President Lois O’Hara feared the worst for Skidmore, which she called a "step back in time," with pegged windows, wide-planked floors, period fireplaces, and a beehive oven.
"It's truly a treasured legacy to be entrusted to one generation after another,” she said.
The house is such a presence in Northport that it tugged on the hearts of children, who wrote about it for the Society’s history contest.
“The first time I heard that I lived across the street from the oldest house in Northport I went out to look for it. It is such a cool house that I can’t believe it’s still standing. Every day I ride by the Skidmore House on the way to school and wish I could live in it,” Johnny Bongiorno wrote. “I hope that the lucky owners who buy the house love it as much as I do, and take care of it to preserve the history.”
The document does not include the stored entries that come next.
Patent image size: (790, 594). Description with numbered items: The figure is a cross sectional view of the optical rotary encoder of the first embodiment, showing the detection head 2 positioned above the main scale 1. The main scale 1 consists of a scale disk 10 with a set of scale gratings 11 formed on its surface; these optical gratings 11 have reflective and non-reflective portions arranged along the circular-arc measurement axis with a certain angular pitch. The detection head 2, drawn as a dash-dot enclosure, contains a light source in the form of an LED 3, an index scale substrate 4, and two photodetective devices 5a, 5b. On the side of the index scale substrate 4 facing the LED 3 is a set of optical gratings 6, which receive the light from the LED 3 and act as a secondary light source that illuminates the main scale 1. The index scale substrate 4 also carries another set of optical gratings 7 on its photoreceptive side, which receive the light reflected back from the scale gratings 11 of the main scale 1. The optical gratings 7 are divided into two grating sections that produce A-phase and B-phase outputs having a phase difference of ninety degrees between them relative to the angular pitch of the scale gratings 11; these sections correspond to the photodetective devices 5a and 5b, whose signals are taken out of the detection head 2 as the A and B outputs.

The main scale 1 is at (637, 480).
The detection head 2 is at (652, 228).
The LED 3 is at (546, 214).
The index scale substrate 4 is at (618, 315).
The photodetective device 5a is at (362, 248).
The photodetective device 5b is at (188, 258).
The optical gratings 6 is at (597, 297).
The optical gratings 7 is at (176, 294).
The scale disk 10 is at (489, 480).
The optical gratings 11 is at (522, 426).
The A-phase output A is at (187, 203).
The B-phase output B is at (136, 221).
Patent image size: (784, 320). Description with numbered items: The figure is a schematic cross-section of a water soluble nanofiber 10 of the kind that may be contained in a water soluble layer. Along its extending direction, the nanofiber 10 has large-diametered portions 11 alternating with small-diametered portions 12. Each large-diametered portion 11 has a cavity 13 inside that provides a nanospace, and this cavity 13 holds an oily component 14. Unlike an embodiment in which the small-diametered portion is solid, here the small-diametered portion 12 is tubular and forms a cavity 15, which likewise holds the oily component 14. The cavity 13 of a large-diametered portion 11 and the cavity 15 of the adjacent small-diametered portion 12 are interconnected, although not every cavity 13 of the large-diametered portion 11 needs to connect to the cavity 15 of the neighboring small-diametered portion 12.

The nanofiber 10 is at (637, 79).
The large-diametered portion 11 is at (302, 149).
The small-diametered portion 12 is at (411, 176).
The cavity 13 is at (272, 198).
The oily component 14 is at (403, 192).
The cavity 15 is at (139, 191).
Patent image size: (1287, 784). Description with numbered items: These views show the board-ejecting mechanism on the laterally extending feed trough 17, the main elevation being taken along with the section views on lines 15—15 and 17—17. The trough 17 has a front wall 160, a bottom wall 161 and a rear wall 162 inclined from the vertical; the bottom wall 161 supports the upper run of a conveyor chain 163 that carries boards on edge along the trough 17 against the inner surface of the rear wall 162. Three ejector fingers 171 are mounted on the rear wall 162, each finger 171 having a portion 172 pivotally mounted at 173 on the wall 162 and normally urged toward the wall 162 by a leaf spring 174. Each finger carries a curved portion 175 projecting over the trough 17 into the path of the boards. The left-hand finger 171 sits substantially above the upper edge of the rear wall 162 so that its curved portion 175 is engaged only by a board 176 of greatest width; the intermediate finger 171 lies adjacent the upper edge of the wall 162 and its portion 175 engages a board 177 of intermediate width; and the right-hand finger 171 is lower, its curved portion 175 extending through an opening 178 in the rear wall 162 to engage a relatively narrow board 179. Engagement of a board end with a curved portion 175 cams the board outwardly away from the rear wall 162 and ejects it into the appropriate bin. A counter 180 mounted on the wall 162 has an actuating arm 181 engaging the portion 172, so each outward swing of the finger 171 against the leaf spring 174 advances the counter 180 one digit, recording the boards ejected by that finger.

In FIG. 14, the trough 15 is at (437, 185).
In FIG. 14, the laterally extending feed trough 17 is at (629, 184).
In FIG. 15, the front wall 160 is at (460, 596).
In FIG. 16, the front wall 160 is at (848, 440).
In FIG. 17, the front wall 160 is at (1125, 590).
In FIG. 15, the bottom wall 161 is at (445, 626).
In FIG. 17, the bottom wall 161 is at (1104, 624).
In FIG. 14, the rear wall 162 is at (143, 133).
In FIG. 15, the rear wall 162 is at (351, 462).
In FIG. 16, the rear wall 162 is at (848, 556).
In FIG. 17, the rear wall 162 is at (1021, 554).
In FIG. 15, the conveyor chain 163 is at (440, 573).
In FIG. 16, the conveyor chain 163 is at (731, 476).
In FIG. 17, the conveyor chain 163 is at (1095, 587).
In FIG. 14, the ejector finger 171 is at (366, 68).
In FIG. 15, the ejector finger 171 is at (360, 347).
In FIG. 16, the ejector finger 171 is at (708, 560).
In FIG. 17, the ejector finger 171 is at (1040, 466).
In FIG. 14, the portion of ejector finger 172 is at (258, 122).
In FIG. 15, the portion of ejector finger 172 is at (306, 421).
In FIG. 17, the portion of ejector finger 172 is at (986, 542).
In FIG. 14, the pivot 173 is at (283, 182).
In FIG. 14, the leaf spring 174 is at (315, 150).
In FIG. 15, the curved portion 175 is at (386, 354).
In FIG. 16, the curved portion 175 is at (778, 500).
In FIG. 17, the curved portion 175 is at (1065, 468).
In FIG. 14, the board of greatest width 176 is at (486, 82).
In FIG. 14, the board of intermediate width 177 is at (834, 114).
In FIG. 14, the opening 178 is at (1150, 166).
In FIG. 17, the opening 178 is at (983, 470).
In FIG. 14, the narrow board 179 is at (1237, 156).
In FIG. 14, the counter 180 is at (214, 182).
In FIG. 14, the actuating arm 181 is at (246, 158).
While the house is rundown, it’s structurally self-supporting, and Tobin and Kaplan said they plan to maintain historical accuracy within practical boundaries.
“The original shingles were locust, and not at today's standard size. We’ll come as close as we possibly can,” said Tobin, who added that he's surprised to find the home in such relatively good shape after 250 years, not withstanding insect and water damage to some walls, windows, and door frames.
“It is going to be a lot of work, but it is definitely going to be worth it.”
Tobin and Kaplan hope to complete much of the restoration before winter and look forward to learning more about the house and its story, which may turn out to be as important as saving the house itself.